Mais uma vez a tendência do PT de Mato Grosso é caminhar rachado para a disputa da eleição suplementar do Senado, marcada para 26 de abril pelo Tribunal Regional Eleitoral (TRE).

Membros do partido se reuniram em Cuiabá, no fim de semana, e definiram que o PT terá um candidato ao Senado. E que o nome será escolhido no dia 8 de março pela Executiva Estadual.

O partido definiu o próximo dia 28 como limite para a apresentação dos pré-candidatos.  Até agora, seis nomes são cogitados como prováveis candidatos, entre eles, a deputada federal Rosa Neide, os atuais deputados estaduais Lúdio Cabral e Valdir Barranco, além de Carlos Abicalil e da ex-vereadora Enelinda Scalla, a sanfoneira.

Em regras divulgadas nas redes sociais, o PT informa que para concluir a inscrição da pré-candidatura, o pretendente não pode ter pendência administrativa com a agremiação e apresentar a inscrição abonada por 443 assinaturas de filiados aptos a votar.

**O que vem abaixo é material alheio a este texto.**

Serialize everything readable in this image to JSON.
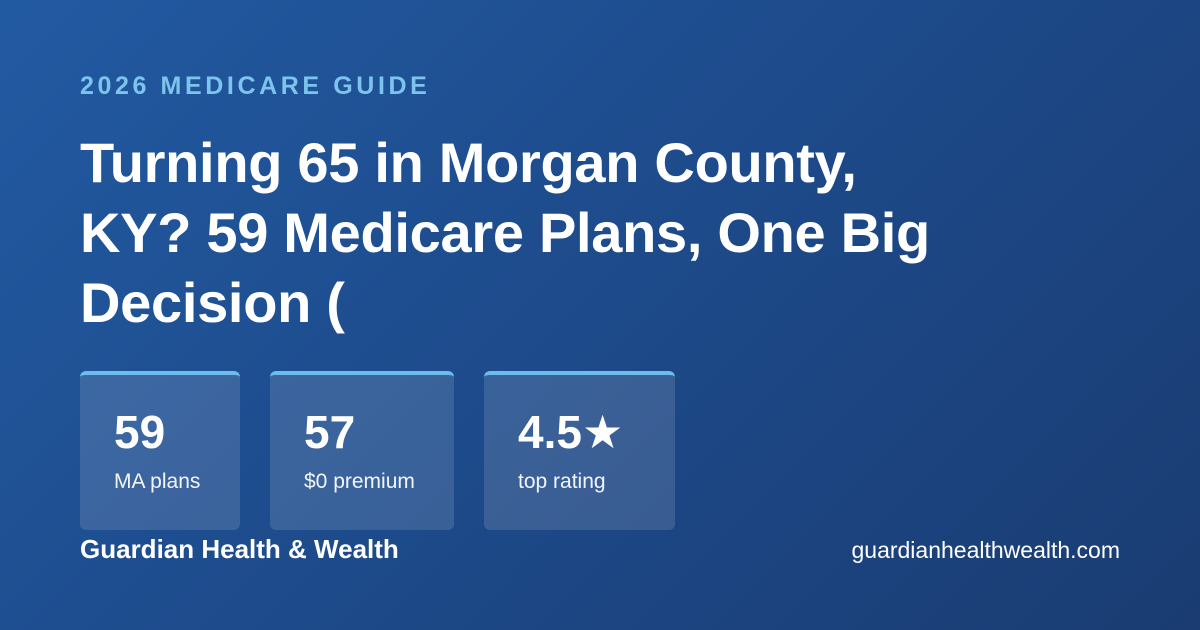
{
  "header": {
    "eyebrow": "2026 MEDICARE GUIDE",
    "title_lines": [
      "Turning 65 in Morgan County,",
      "KY? 59 Medicare Plans, One Big",
      "Decision ("
    ]
  },
  "stats": [
    {
      "value": "59",
      "label": "MA plans"
    },
    {
      "value": "57",
      "label": "$0 premium"
    },
    {
      "value": "4.5★",
      "label": "top rating"
    }
  ],
  "footer": {
    "brand": "Guardian Health & Wealth",
    "url": "guardianhealthwealth.com"
  }
}
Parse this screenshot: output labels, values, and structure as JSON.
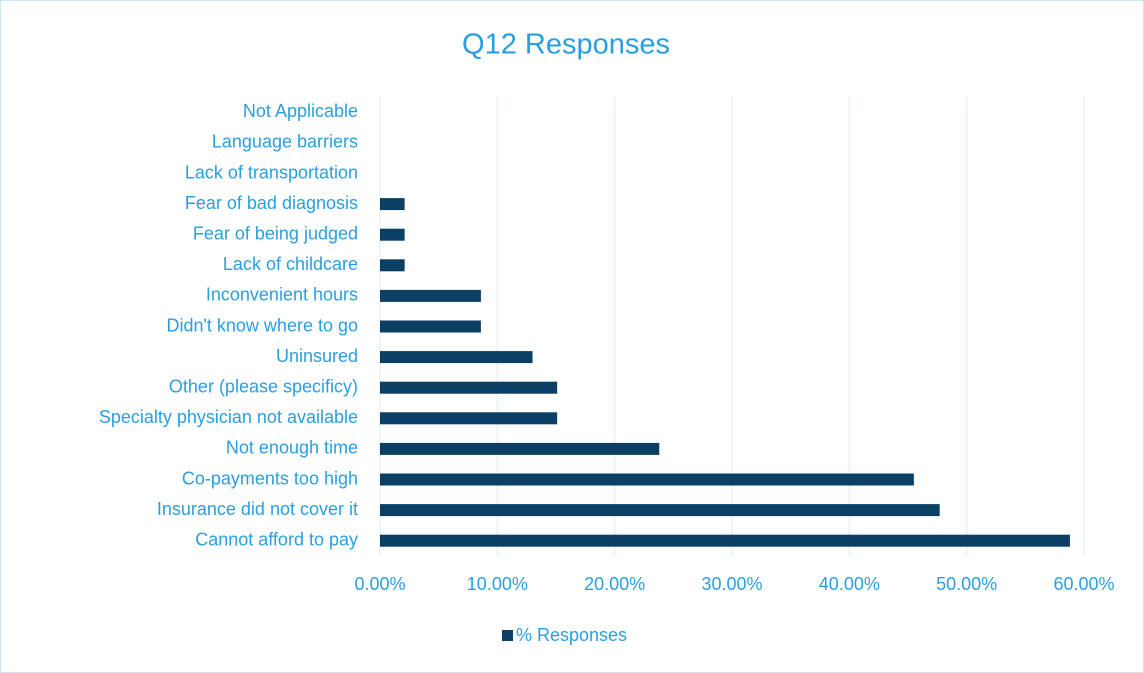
{
  "chart_data": {
    "type": "bar",
    "orientation": "horizontal",
    "title": "Q12 Responses",
    "categories": [
      "Cannot afford to pay",
      "Insurance did not cover it",
      "Co-payments too high",
      "Not enough time",
      "Specialty physician not available",
      "Other (please specificy)",
      "Uninsured",
      "Didn't know where to go",
      "Inconvenient hours",
      "Lack of childcare",
      "Fear of being judged",
      "Fear of bad diagnosis",
      "Lack of transportation",
      "Language barriers",
      "Not Applicable"
    ],
    "series": [
      {
        "name": "% Responses",
        "color": "#0b3f63",
        "values": [
          58.8,
          47.7,
          45.5,
          23.8,
          15.1,
          15.1,
          13.0,
          8.6,
          8.6,
          2.1,
          2.1,
          2.1,
          0,
          0,
          0
        ]
      }
    ],
    "xlim": [
      0,
      60
    ],
    "xticks": [
      {
        "value": 0,
        "label": "0.00%"
      },
      {
        "value": 10,
        "label": "10.00%"
      },
      {
        "value": 20,
        "label": "20.00%"
      },
      {
        "value": 30,
        "label": "30.00%"
      },
      {
        "value": 40,
        "label": "40.00%"
      },
      {
        "value": 50,
        "label": "50.00%"
      },
      {
        "value": 60,
        "label": "60.00%"
      }
    ],
    "grid": true,
    "legend": "bottom"
  }
}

Caso haja mais de um inscrito, a decisão será da Comissão Executiva Estadual, que também decidirá sobre as possíveis coligações com outros partidos e a escolha dos suplentes.

Em 2010, com PT rachado, o deputado estadual Lúdio Cabral não apoiou Carlos Abicalil, do seu partido, para o Senado. Na ocasião, Cabral foi cabo eleitoral do ex-governador Pedro Taques, que se elegeu senador. Agora, a tendência do Partido dos Trabalhadores, mesmo rachado, é lançar o nome de Carlos Abicalil.

Daí o fato de que o partido pode, mais uma vez, ir dividido para a disputa de uma cadeira do Senado. O deputado Lúdio Cabral, que descarta candidatura, mas que é uma das maiores lideranças do partido no Estado, ainda não declarou qualquer apoio para Carlos Abicalil.